Sunday, April 27, 2008

Gaussian Legend

Gauss kept a blog (a journal used to be called they were), and left some puzzles behind; also, he is the subject of stories retold. I heard two sorta jokes in which he makes an appearance:
  • Q: What is the best known dad-son mathematician team? A: Gauss and his father.
  • Q: Who was Seidel of Gauss-Seidel method? A: Gauss's programmer.

Linear complexity in External Memory

In the standard RAM model, one hits the sorting bottleneck of \Omega(n\log n) sometimes, and researchers find ways around by using say word operations that avoid comparisons.
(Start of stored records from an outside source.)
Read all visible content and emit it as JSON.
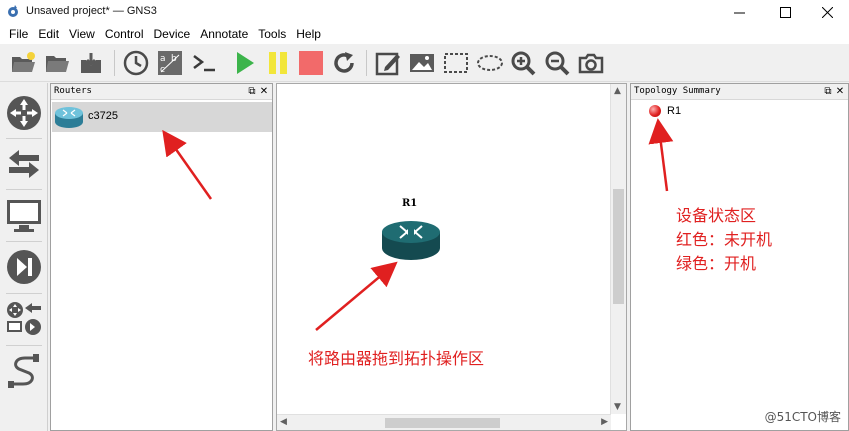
{
  "window": {
    "title": "Unsaved project* — GNS3"
  },
  "menu": [
    "File",
    "Edit",
    "View",
    "Control",
    "Device",
    "Annotate",
    "Tools",
    "Help"
  ],
  "toolbar": {
    "icons": [
      "open-project-icon",
      "open-folder-icon",
      "save-icon",
      "snapshot-clock-icon",
      "show-interface-labels-icon",
      "console-icon",
      "start-icon",
      "pause-icon",
      "stop-icon",
      "reload-icon",
      "add-note-icon",
      "insert-picture-icon",
      "draw-rectangle-icon",
      "draw-ellipse-icon",
      "zoom-in-icon",
      "zoom-out-icon",
      "screenshot-icon"
    ]
  },
  "devices_dock": {
    "title": "Routers",
    "items": [
      {
        "label": "c3725"
      }
    ]
  },
  "canvas": {
    "nodes": [
      {
        "label": "R1"
      }
    ]
  },
  "topology_summary": {
    "title": "Topology Summary",
    "items": [
      {
        "label": "R1",
        "status_color": "#e12424"
      }
    ]
  },
  "annotations": {
    "status_lines": [
      "设备状态区",
      "红色：未开机",
      "绿色：开机"
    ],
    "drag_hint": "将路由器拖到拓扑操作区",
    "color": "#e02020"
  },
  "watermark": "@51CTO博客"
}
In the PRAM world, people tried to get around certain sorting bottleneck by "padded sorting", where items can appear in sorted order but with empty memory locations between them.

I was recently drawn to this issue when working with Gianni Franceschini and Roberto Grossi. Consider the external memory (just the vanilla version with input of size N on disk, internal memory of size M, and block size B) model. Even problems like permuting an array that takes O(N) time in the RAM model, and therefore, should ideally just take linear number O(N/B) of block accesses, seem to take essentially \Omega(N/B \log_{M/B} N/B) block accesses in the external memory model; sorting, convex hulls, MST and other problems then face similar bottleneck.
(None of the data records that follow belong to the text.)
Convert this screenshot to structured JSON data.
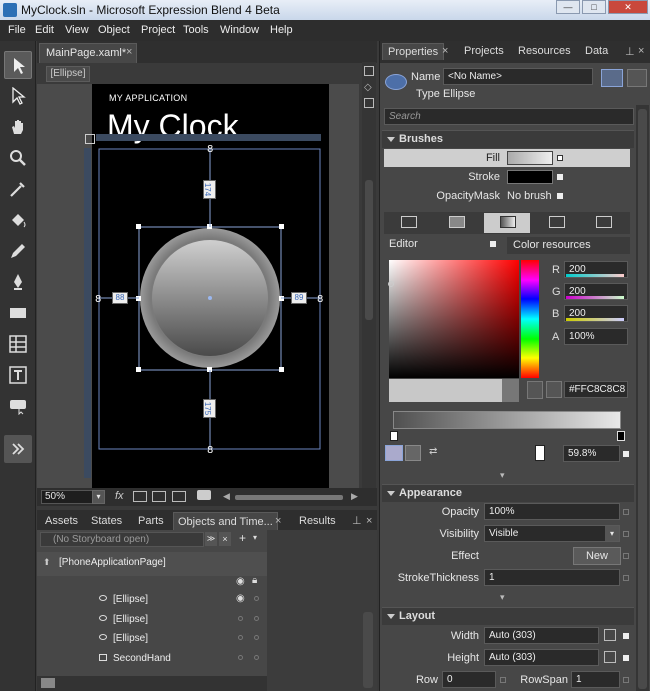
{
  "window": {
    "title": "MyClock.sln - Microsoft Expression Blend 4 Beta",
    "controls": [
      "—",
      "□",
      "✕"
    ]
  },
  "menu": [
    "File",
    "Edit",
    "View",
    "Object",
    "Project",
    "Tools",
    "Window",
    "Help"
  ],
  "document": {
    "tab_label": "MainPage.xaml*",
    "breadcrumb": "[Ellipse]",
    "app_name": "MY APPLICATION",
    "page_title": "My Clock",
    "dims": {
      "top": "174",
      "bottom": "175",
      "left": "88",
      "right": "89"
    },
    "zoom": "50%"
  },
  "lower_tabs": [
    "Assets",
    "States",
    "Parts",
    "Objects and Time...",
    "Results"
  ],
  "objects": {
    "storyboard": "(No Storyboard open)",
    "root": "[PhoneApplicationPage]",
    "items": [
      "[Ellipse]",
      "[Ellipse]",
      "[Ellipse]",
      "SecondHand"
    ]
  },
  "properties": {
    "tabs": [
      "Properties",
      "Projects",
      "Resources",
      "Data"
    ],
    "name_label": "Name",
    "name_value": "<No Name>",
    "type_label": "Type",
    "type_value": "Ellipse",
    "search_placeholder": "Search",
    "brushes_header": "Brushes",
    "fill_label": "Fill",
    "stroke_label": "Stroke",
    "opacitymask_label": "OpacityMask",
    "opacitymask_value": "No brush",
    "editor_label": "Editor",
    "color_resources": "Color resources",
    "r_label": "R",
    "r_value": "200",
    "g_label": "G",
    "g_value": "200",
    "b_label": "B",
    "b_value": "200",
    "a_label": "A",
    "a_value": "100%",
    "hex_value": "#FFC8C8C8",
    "gradient_stop_offset": "59.8%",
    "appearance_header": "Appearance",
    "opacity_label": "Opacity",
    "opacity_value": "100%",
    "visibility_label": "Visibility",
    "visibility_value": "Visible",
    "effect_label": "Effect",
    "new_button": "New",
    "strokethickness_label": "StrokeThickness",
    "strokethickness_value": "1",
    "layout_header": "Layout",
    "width_label": "Width",
    "width_value": "Auto (303)",
    "height_label": "Height",
    "height_value": "Auto (303)",
    "row_label": "Row",
    "row_value": "0",
    "rowspan_label": "RowSpan",
    "rowspan_value": "1"
  },
  "colors": {
    "selected_color": "#c8c8c8",
    "accent": "#2c6fb5"
  }
}
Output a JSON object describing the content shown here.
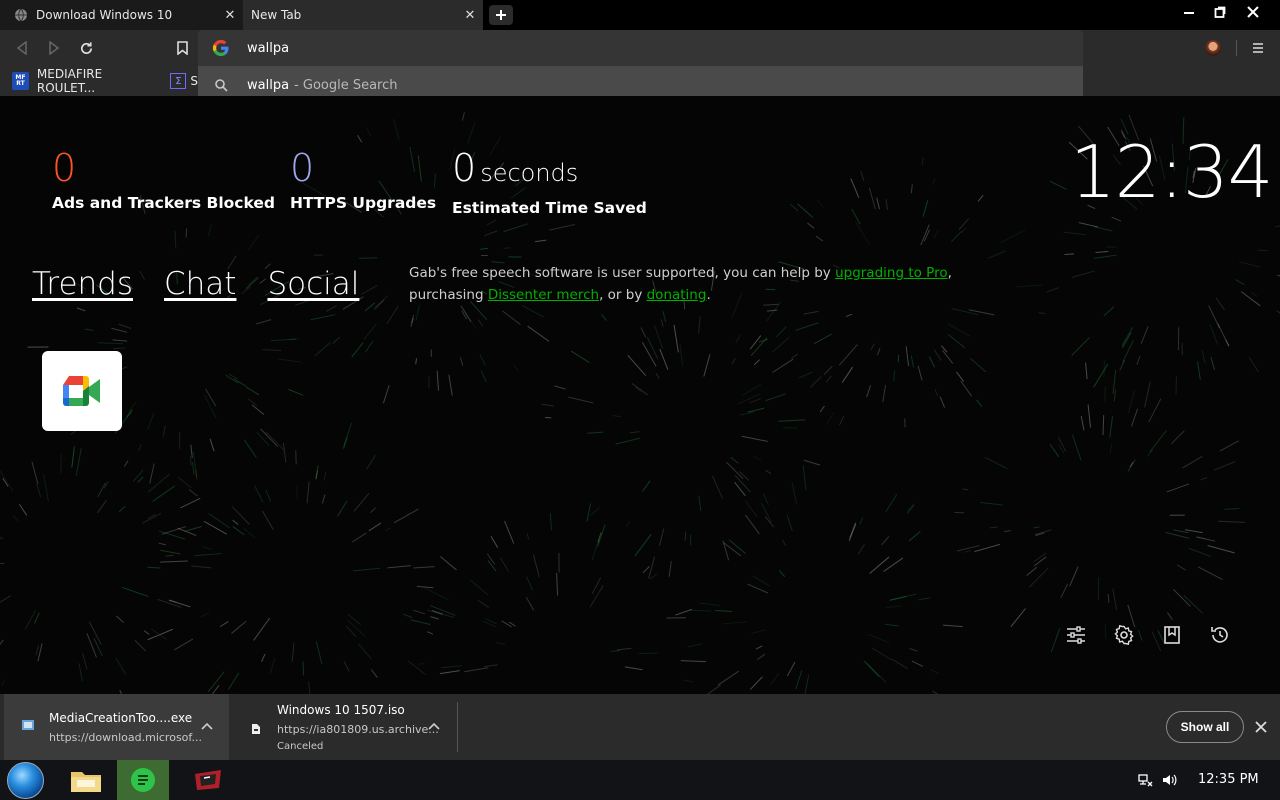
{
  "tabs": [
    {
      "label": "Download Windows 10",
      "favicon": "globe-icon"
    },
    {
      "label": "New Tab",
      "favicon": ""
    }
  ],
  "omnibox": {
    "value": "wallpa",
    "search_engine_icon": "google-icon"
  },
  "suggestion": {
    "query": "wallpa",
    "suffix": "- Google Search"
  },
  "bookmarks": [
    {
      "icon_text": "MF RT",
      "label": "MEDIAFIRE ROULET..."
    },
    {
      "icon_text": "Σ",
      "label": "S"
    }
  ],
  "stats": {
    "ads": {
      "value": "0",
      "caption": "Ads and Trackers Blocked",
      "color": "#fb542b"
    },
    "https": {
      "value": "0",
      "caption": "HTTPS Upgrades",
      "color": "#a0a5eb"
    },
    "time": {
      "value": "0",
      "unit": "seconds",
      "caption": "Estimated Time Saved"
    }
  },
  "clock": "12:34",
  "nav_links": [
    "Trends",
    "Chat",
    "Social"
  ],
  "gab_note": {
    "text1": "Gab's free speech software is user supported, you can help by ",
    "link1": "upgrading to Pro",
    "text2": ", purchasing ",
    "link2": "Dissenter merch",
    "text3": ", or by ",
    "link3": "donating",
    "text4": "."
  },
  "top_site": {
    "name": "Google Meet",
    "icon": "google-meet-icon"
  },
  "page_buttons": [
    "customize-icon",
    "settings-icon",
    "bookmarks-icon",
    "history-icon"
  ],
  "downloads": [
    {
      "name": "MediaCreationToo....exe",
      "url": "https://download.microsof...",
      "status": ""
    },
    {
      "name": "Windows 10 1507.iso",
      "url": "https://ia801809.us.archive...",
      "status": "Canceled"
    }
  ],
  "shelf": {
    "show_all_label": "Show all"
  },
  "taskbar": {
    "time": "12:35 PM"
  },
  "colors": {
    "accent_link": "#00b000",
    "toolbar": "#2b2b2b"
  }
}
I think this is fundamental and one would think researchers would have by now figured out different ways to circumvent this bottleneck with additional assumptions on the input or on the model. But I haven't found anything. Any pointers?
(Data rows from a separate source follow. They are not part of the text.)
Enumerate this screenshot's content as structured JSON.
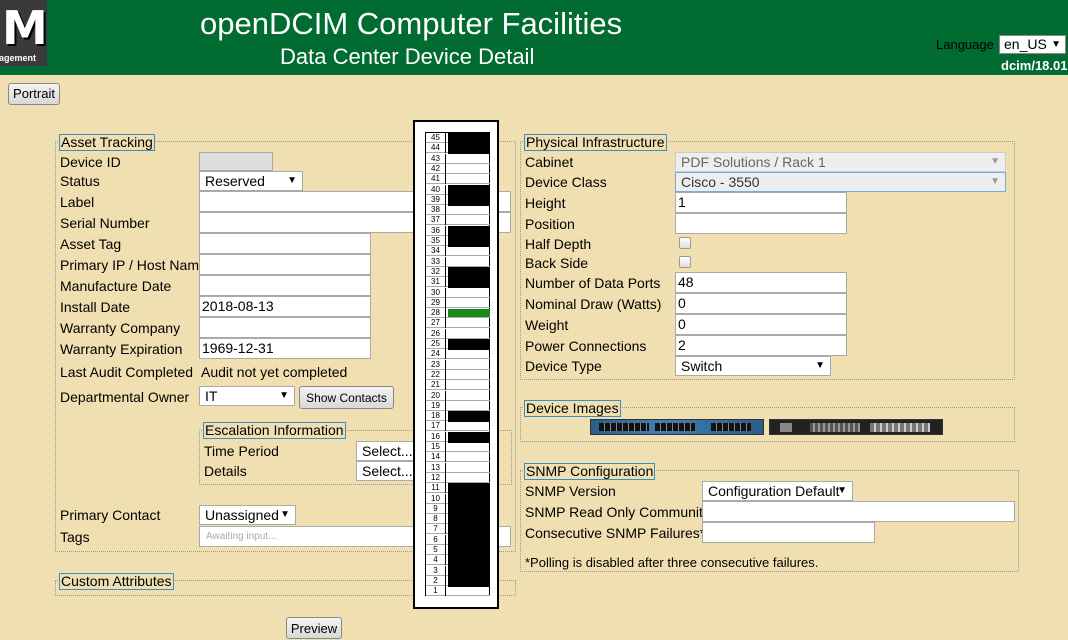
{
  "header": {
    "logo_letter": "M",
    "logo_text": "agement",
    "title": "openDCIM Computer Facilities",
    "subtitle": "Data Center Device Detail",
    "language_label": "Language",
    "language_value": "en_US",
    "version": "dcim/18.01",
    "bg_color": "#006c31"
  },
  "toolbar": {
    "portrait_label": "Portrait",
    "preview_label": "Preview"
  },
  "asset": {
    "legend": "Asset Tracking",
    "device_id_label": "Device ID",
    "status_label": "Status",
    "status_value": "Reserved",
    "label_label": "Label",
    "serial_label": "Serial Number",
    "asset_tag_label": "Asset Tag",
    "ip_label": "Primary IP / Host Name",
    "manufacture_label": "Manufacture Date",
    "install_label": "Install Date",
    "install_value": "2018-08-13",
    "warranty_company_label": "Warranty Company",
    "warranty_exp_label": "Warranty Expiration",
    "warranty_exp_value": "1969-12-31",
    "audit_label": "Last Audit Completed",
    "audit_value": "Audit not yet completed",
    "owner_label": "Departmental Owner",
    "owner_value": "IT",
    "show_contacts_label": "Show Contacts",
    "escalation_legend": "Escalation Information",
    "time_period_label": "Time Period",
    "time_period_value": "Select...",
    "details_label": "Details",
    "details_value": "Select...",
    "primary_contact_label": "Primary Contact",
    "primary_contact_value": "Unassigned",
    "tags_label": "Tags",
    "tags_placeholder": "Awaiting input..."
  },
  "custom": {
    "legend": "Custom Attributes"
  },
  "physical": {
    "legend": "Physical Infrastructure",
    "cabinet_label": "Cabinet",
    "cabinet_value": "PDF Solutions / Rack 1",
    "device_class_label": "Device Class",
    "device_class_value": "Cisco - 3550",
    "height_label": "Height",
    "height_value": "1",
    "position_label": "Position",
    "half_depth_label": "Half Depth",
    "back_side_label": "Back Side",
    "ports_label": "Number of Data Ports",
    "ports_value": "48",
    "draw_label": "Nominal Draw (Watts)",
    "draw_value": "0",
    "weight_label": "Weight",
    "weight_value": "0",
    "power_label": "Power Connections",
    "power_value": "2",
    "type_label": "Device Type",
    "type_value": "Switch"
  },
  "images": {
    "legend": "Device Images"
  },
  "snmp": {
    "legend": "SNMP Configuration",
    "version_label": "SNMP Version",
    "version_value": "Configuration Default",
    "community_label": "SNMP Read Only Community",
    "failures_label": "Consecutive SNMP Failures*",
    "note": "*Polling is disabled after three consecutive failures."
  },
  "rack": {
    "units": [
      "45",
      "44",
      "43",
      "42",
      "41",
      "40",
      "39",
      "38",
      "37",
      "36",
      "35",
      "34",
      "33",
      "32",
      "31",
      "30",
      "29",
      "28",
      "27",
      "26",
      "25",
      "24",
      "23",
      "22",
      "21",
      "20",
      "19",
      "18",
      "17",
      "16",
      "15",
      "14",
      "13",
      "12",
      "11",
      "10",
      "9",
      "8",
      "7",
      "6",
      "5",
      "4",
      "3",
      "2",
      "1"
    ],
    "occupied": [
      45,
      44,
      40,
      39,
      36,
      35,
      32,
      31,
      25,
      18,
      16,
      11,
      10,
      9,
      8,
      7,
      6,
      5,
      4,
      3,
      2
    ],
    "highlight": 28,
    "device_color": "#000000",
    "highlight_color": "#1a8a1a"
  }
}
ps: Btw, for the problem we were working on, we did find an algorithm with linear number O(N/B) of accesses. The algorithm is too long to be described in this blog.

On Shared Reading

Three notes on reading and sharing:
  • I hear that the trains in St. Petersburg have seats on either side facing each other with a central open aisle for people to stand, presumably in two columns, each facing a seated column, and their backs to each other. This configuration lets the people who stand share in whatever the seated ones read, but one has to learn to read upside down and right to left. Apparently, now there is a suggestion to print books in two halves: each page will have the lower half printed normally and the upper half printed in reverse, bottom to top; this way, if you are standing or seated, you can read the book conveniently!
  • I read somewhere that an Egyptian newspaper has a circulation of X millions and a readership of 2X millions a day.
  • At Penn Station, in NY, there is a brotherhood of middle-aged men (never a woman) who salvage leftover NY Times from trash cans for personal reading. Most of them can afford to buy one, but there is some draw I suppose of snatched treasure when you retrieve a nice, complete paper, a gem, hardly read, found among the others soaked in coffee, hiding chewing gum and generally abandoned by the commuters. The cleaning staff help out. When they empty the trash, if they find such a gem, they leave it out on the can.

Barcode


I heard Leo Guibas talk the other day. It was refreshing a hear a talk that was about a research agenda, one with deep math and algorithmics, rather than an isolated result. He spoke for example about discovering the structure of given set of geometric objects, leading to a nice definition of a "bar code" that captured betti numbers and other topological properties; lot of the talk described his work with 3D shapes and objects and included some nifty demos (one on finding symmetry within the Coliseum was terrific). Must go, read these papers.

ps: As an aside, 2D barcodes encode more information than the standard 1D barcodes in products and are slowly finding fun applications.